Ancillary science with Ariel: Feasibility and scientific potential of young stellar object observations

TL;DR

This study assesses the feasibility of using the Ariel mission's waiting times to observe young stellar objects, demonstrating that nearly all gaps can be utilized for valuable scientific data collection, significantly expanding observational opportunities.

Contribution

It introduces an algorithm to optimize ancillary target observations during Ariel's scheduled gaps, enabling efficient use of mission time for young stellar object studies.

Findings

Approximately 99.2% of gaps can be used for ancillary observations.

An additional 2881 hours of data collection is possible.

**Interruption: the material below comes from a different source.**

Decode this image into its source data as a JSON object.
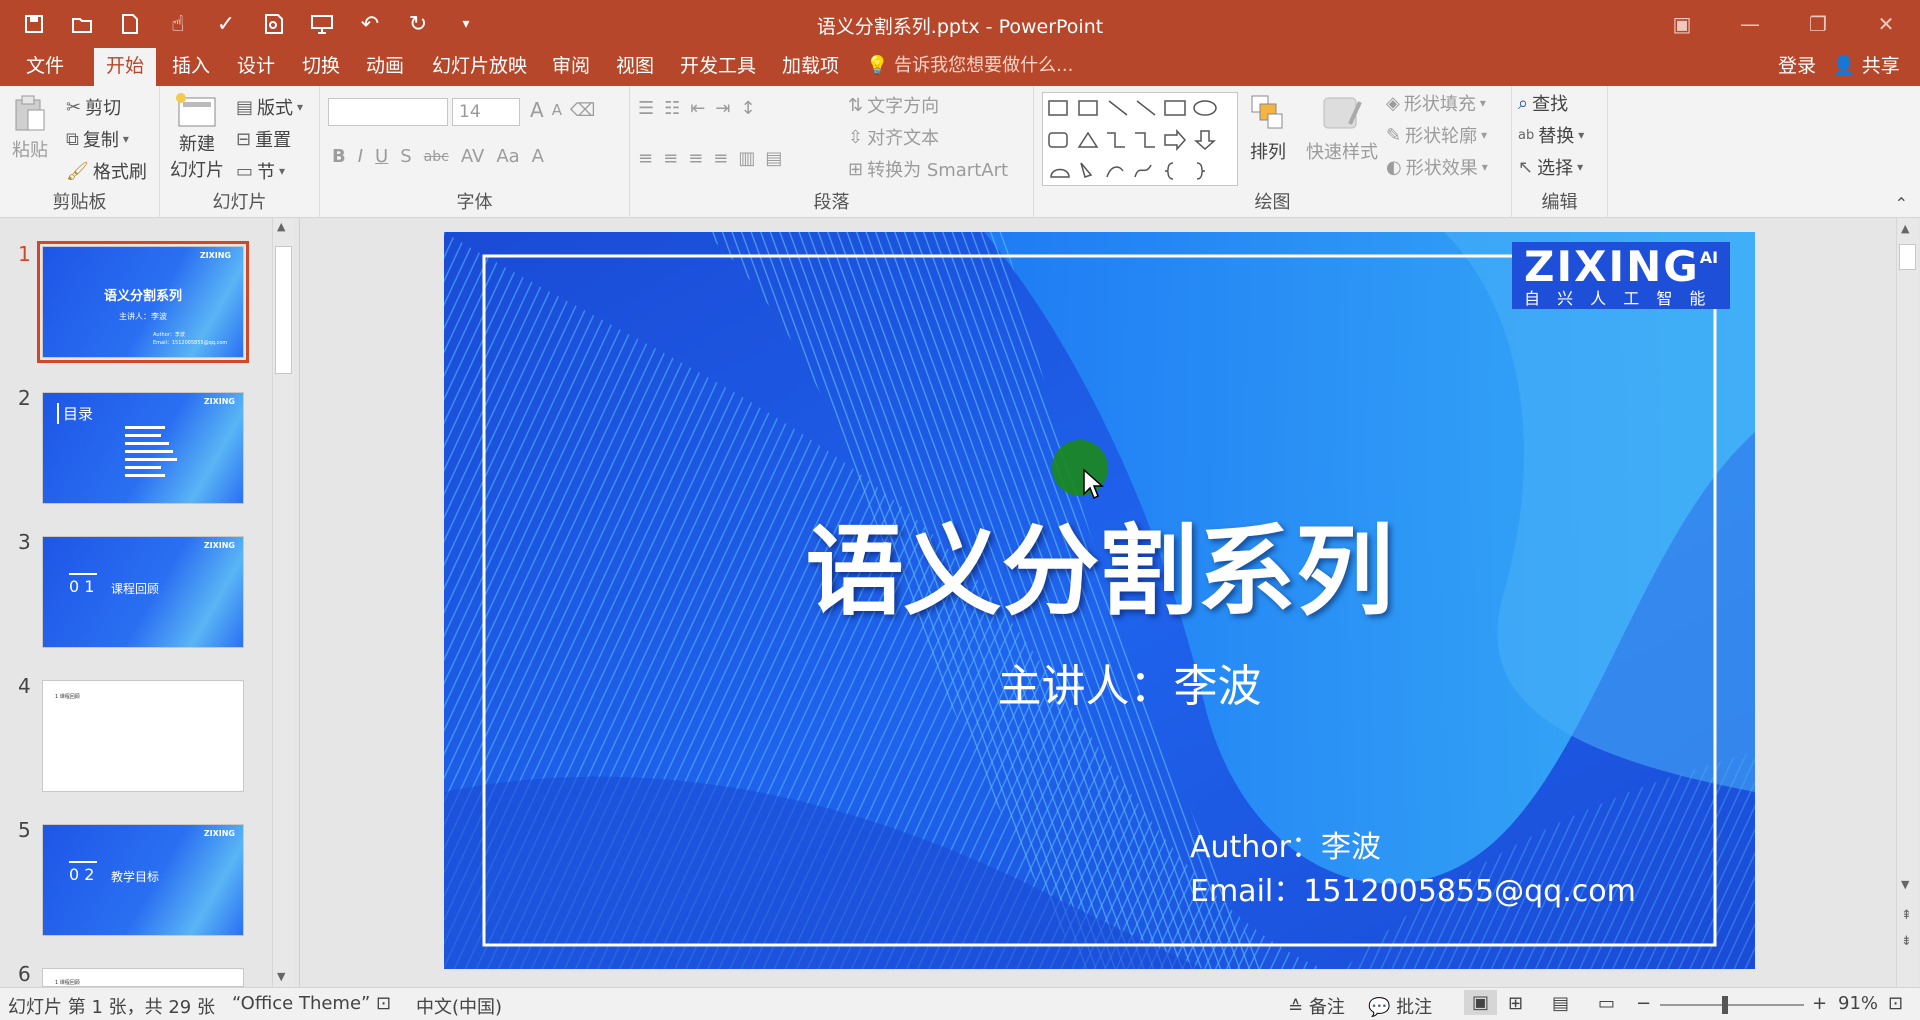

A signal-to-noise ratio of around 10^4 can be achieved.

Abstract

To investigate the feasibility of ancillary target observations with ESA's Ariel mission, we compiled a list of potentially interesting young stars: FUors, systems harbouring extreme debris discs and a larger sample of young stellar objects showing strong near/mid-infrared excess. These objects can be observed as additional targets in the waiting times between the scheduled exoplanet transit and occultation observations. After analyzing the schedule for Ariel an algorithm was constructed to find the optimal target to be observed in each gap. The selection was mainly based on the slew and stabilization time needed to observe the selected YSO, but it also incorporated the scientific importance of the targets and whether they have already been sufficiently measured. After acquiring an adequately large sample of simulation data, it was concluded that approximately 99.2% of the available -- at least one hour long -- gaps could be used effectively. With an average slewing and stabilization time of about 16.7 minutes between scheduled exoplanet transits and ancillary targets, this corresponds to an additional $2881 \pm 56$ hours of active data gathering. When this additional time is used to observe our selected 200 ancillary targets, a typical signal-to-noise ratio of $\sim$10$^4$ can be achieved along the whole spectral window covered by Ariel.